Spend all day preparing the same basic menu items for hours on end or handing them over to hungry customers one after another, and you may soon find yourself sick of even the sight of the food you've been handling. In fast food, you may even find yourself less enchanted by your former favorite to-go bites once you see how they're made. At Qdoba, though, it appears that both current and former staff still appreciate the food even after employment at the restaurant, and we find that truly impressive.

One employee claimed to Niche that Qdoba is better than other fast food Mexican restaurants because the company pays more attention to freshness and quality than the competition. Another employee on Niche elaborated that the food isn't just fresh, but the environment is kept clean to ensure quality is always delivered to customers, and perhaps that's why a third Niche reviewer admitted that Qdoba food is the only food they'd continue to eat after seeing how it's actually made. 

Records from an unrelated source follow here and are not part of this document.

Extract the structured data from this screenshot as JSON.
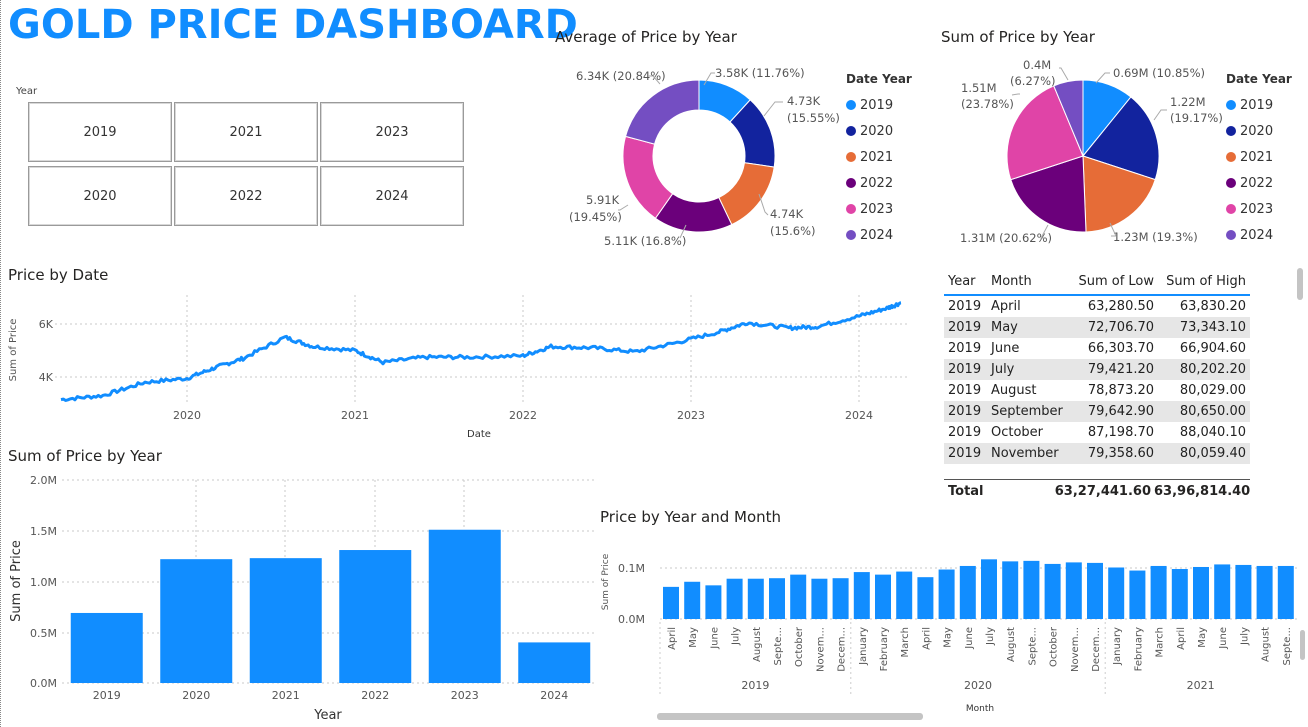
{
  "header": {
    "title": "GOLD PRICE DASHBOARD"
  },
  "slicer": {
    "label": "Year",
    "tiles": [
      "2019",
      "2021",
      "2023",
      "2020",
      "2022",
      "2024"
    ]
  },
  "colors": {
    "accent": "#118DFF",
    "y2019": "#118DFF",
    "y2020": "#12239E",
    "y2021": "#E66C37",
    "y2022": "#6B007B",
    "y2023": "#E044A7",
    "y2024": "#744EC2"
  },
  "donut": {
    "title": "Average of Price by Year",
    "legend_title": "Date Year",
    "legend": [
      "2019",
      "2020",
      "2021",
      "2022",
      "2023",
      "2024"
    ],
    "labels": [
      {
        "line1": "3.58K (11.76%)",
        "line2": ""
      },
      {
        "line1": "4.73K",
        "line2": "(15.55%)"
      },
      {
        "line1": "4.74K",
        "line2": "(15.6%)"
      },
      {
        "line1": "5.11K (16.8%)",
        "line2": ""
      },
      {
        "line1": "5.91K",
        "line2": "(19.45%)"
      },
      {
        "line1": "6.34K (20.84%)",
        "line2": ""
      }
    ]
  },
  "pie": {
    "title": "Sum of Price by Year",
    "legend_title": "Date Year",
    "legend": [
      "2019",
      "2020",
      "2021",
      "2022",
      "2023",
      "2024"
    ],
    "labels": [
      {
        "line1": "0.69M (10.85%)",
        "line2": ""
      },
      {
        "line1": "1.22M",
        "line2": "(19.17%)"
      },
      {
        "line1": "1.23M (19.3%)",
        "line2": ""
      },
      {
        "line1": "1.31M (20.62%)",
        "line2": ""
      },
      {
        "line1": "1.51M",
        "line2": "(23.78%)"
      },
      {
        "line1": "0.4M",
        "line2": "(6.27%)"
      }
    ]
  },
  "line_chart": {
    "title": "Price by Date",
    "ylabel": "Sum of Price",
    "xlabel": "Date",
    "yticks": [
      "6K",
      "4K"
    ],
    "xticks": [
      "2020",
      "2021",
      "2022",
      "2023",
      "2024"
    ]
  },
  "bar_chart": {
    "title": "Sum of Price by Year",
    "ylabel": "Sum of Price",
    "xlabel": "Year",
    "yticks": [
      "2.0M",
      "1.5M",
      "1.0M",
      "0.5M",
      "0.0M"
    ]
  },
  "month_chart": {
    "title": "Price by Year and Month",
    "ylabel": "Sum of Price",
    "xlabel": "Month",
    "yticks": [
      "0.1M",
      "0.0M"
    ],
    "year_labels": [
      "2019",
      "2020",
      "2021"
    ]
  },
  "table": {
    "headers": [
      "Year",
      "Month",
      "Sum of Low",
      "Sum of High"
    ],
    "rows": [
      [
        "2019",
        "April",
        "63,280.50",
        "63,830.20"
      ],
      [
        "2019",
        "May",
        "72,706.70",
        "73,343.10"
      ],
      [
        "2019",
        "June",
        "66,303.70",
        "66,904.60"
      ],
      [
        "2019",
        "July",
        "79,421.20",
        "80,202.20"
      ],
      [
        "2019",
        "August",
        "78,873.20",
        "80,029.00"
      ],
      [
        "2019",
        "September",
        "79,642.90",
        "80,650.00"
      ],
      [
        "2019",
        "October",
        "87,198.70",
        "88,040.10"
      ],
      [
        "2019",
        "November",
        "79,358.60",
        "80,059.40"
      ]
    ],
    "total": {
      "label": "Total",
      "low": "63,27,441.60",
      "high": "63,96,814.40"
    }
  },
  "chart_data": [
    {
      "type": "pie",
      "title": "Average of Price by Year",
      "categories": [
        "2019",
        "2020",
        "2021",
        "2022",
        "2023",
        "2024"
      ],
      "values": [
        3580,
        4730,
        4740,
        5110,
        5910,
        6340
      ],
      "percent": [
        11.76,
        15.55,
        15.6,
        16.8,
        19.45,
        20.84
      ],
      "donut": true,
      "legend": "right"
    },
    {
      "type": "pie",
      "title": "Sum of Price by Year",
      "categories": [
        "2019",
        "2020",
        "2021",
        "2022",
        "2023",
        "2024"
      ],
      "values": [
        690000,
        1220000,
        1230000,
        1310000,
        1510000,
        400000
      ],
      "percent": [
        10.85,
        19.17,
        19.3,
        20.62,
        23.78,
        6.27
      ],
      "legend": "right"
    },
    {
      "type": "line",
      "title": "Price by Date",
      "xlabel": "Date",
      "ylabel": "Sum of Price",
      "x": [
        "2019-04",
        "2019-07",
        "2019-10",
        "2020-01",
        "2020-03",
        "2020-05",
        "2020-08",
        "2020-10",
        "2021-01",
        "2021-03",
        "2021-06",
        "2021-09",
        "2022-01",
        "2022-03",
        "2022-06",
        "2022-09",
        "2022-12",
        "2023-03",
        "2023-05",
        "2023-08",
        "2023-10",
        "2024-01",
        "2024-03",
        "2024-04"
      ],
      "y": [
        3150,
        3300,
        3800,
        3950,
        4350,
        4700,
        5500,
        5150,
        5000,
        4550,
        4750,
        4750,
        4800,
        5150,
        5100,
        4950,
        5300,
        5700,
        6050,
        5850,
        5900,
        6300,
        6600,
        6800
      ],
      "ylim": [
        3000,
        7000
      ]
    },
    {
      "type": "bar",
      "title": "Sum of Price by Year",
      "xlabel": "Year",
      "ylabel": "Sum of Price",
      "categories": [
        "2019",
        "2020",
        "2021",
        "2022",
        "2023",
        "2024"
      ],
      "values": [
        690000,
        1220000,
        1230000,
        1310000,
        1510000,
        400000
      ],
      "ylim": [
        0,
        2000000
      ]
    },
    {
      "type": "bar",
      "title": "Price by Year and Month",
      "xlabel": "Month",
      "ylabel": "Sum of Price",
      "categories": [
        "April",
        "May",
        "June",
        "July",
        "August",
        "Septe...",
        "October",
        "Novem...",
        "Decem...",
        "January",
        "February",
        "March",
        "April",
        "May",
        "June",
        "July",
        "August",
        "Septe...",
        "October",
        "Novem...",
        "Decem...",
        "January",
        "February",
        "March",
        "April",
        "May",
        "June",
        "July",
        "August",
        "Septe..."
      ],
      "groups": [
        {
          "name": "2019",
          "count": 9
        },
        {
          "name": "2020",
          "count": 12
        },
        {
          "name": "2021",
          "count": 9
        }
      ],
      "values": [
        63000,
        73000,
        66000,
        79000,
        79000,
        80000,
        87000,
        79000,
        80000,
        92000,
        87000,
        93000,
        82000,
        97000,
        104000,
        117000,
        113000,
        114000,
        108000,
        111000,
        110000,
        101000,
        95000,
        104000,
        98000,
        102000,
        107000,
        106000,
        104000,
        104000
      ],
      "ylim": [
        0,
        160000
      ]
    }
  ]
}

Finally, Qdoba employees don't just like the food they serve; some are downright proud of it, including a former employee from La Crosse, Wisconsin, who had nothing else good to say about the restaurant but couldn't deny the quality of the food.

The company cares about food safety

You might suppose that if employees are proud of the food at Qdoba, it should go without saying that food safety is a top priority there, but people are not necessarily logical beings, and it's completely possible that they would still love a snack of questionable origin (remember chicken nuggets?). There's good news for Qdoba fans, though: Food safety does appear to be taken quite seriously at this Mexican chain (via Indeed). 

A former prep cook in Town and Country, Missouri, said Qdoba management had great respect for both store cleanliness and food safety, and another employee from Man, West Virginia, agreed that there was solid training in sanitation. But food safety goes beyond mere sparkling counters and clean dishes, and other employees, like one former worker from Fishers, Indiana, who left an average, 3-star review of Qdoba on Indeed, did agree that management was enthusiastic about training staff on food safety, specifically. 

Finally, while customers will certainly appreciate hearing that Qdoba takes food safety seriously, it appears to have been a little over the top for some employees, like the former cashier from Denver, Colorado, who complained that the restaurant was too picky about food safety. While that may have been annoying from an employee perspective, we're certainly not sorry to hear it. Food safety for the win.

The employees are on their feet all day

Restaurant work of any kind is often physically exhausting, leaving most employees either standing in a small area (hello, cooks and dishwashers) or hurrying around the entire facility nonstop (servers) all day. While fast food restaurants don't typically have servers speeding about the dining rooms, there's certainly no less standing involved, so it's worth taking a deeper dive into this one.

A Qdoba trainer and server in Fresh Meadows, New York, confirmed that the restaurant is always busy, so employees are always on the move, leaving little time for having a drink, let alone a rest. A former assistant manager from Riverview, Florida, agreed that employees are constantly moving to accomplish the never-ending list of things that need to be done. 

From a food prep perspective, a former manager in La Crosse, Wisconsin, explained that every item is handmade from fresh ingredients, leaving employees standing for hours while manually preparing these quality bites. 

More generally, a former line server in Clarkston, Mississippi, said the job was good overall but did require being on your feet for the entire shift, and a former employee from Sparks, Nevada, who worked many positions at Qdoba, agreed that the most challenging part of working here was standing all day. If you're considering a job at Qdoba, it sounds like the best piece of advice you can take away from employee reviews is to snag a comfy pair of shoes before starting.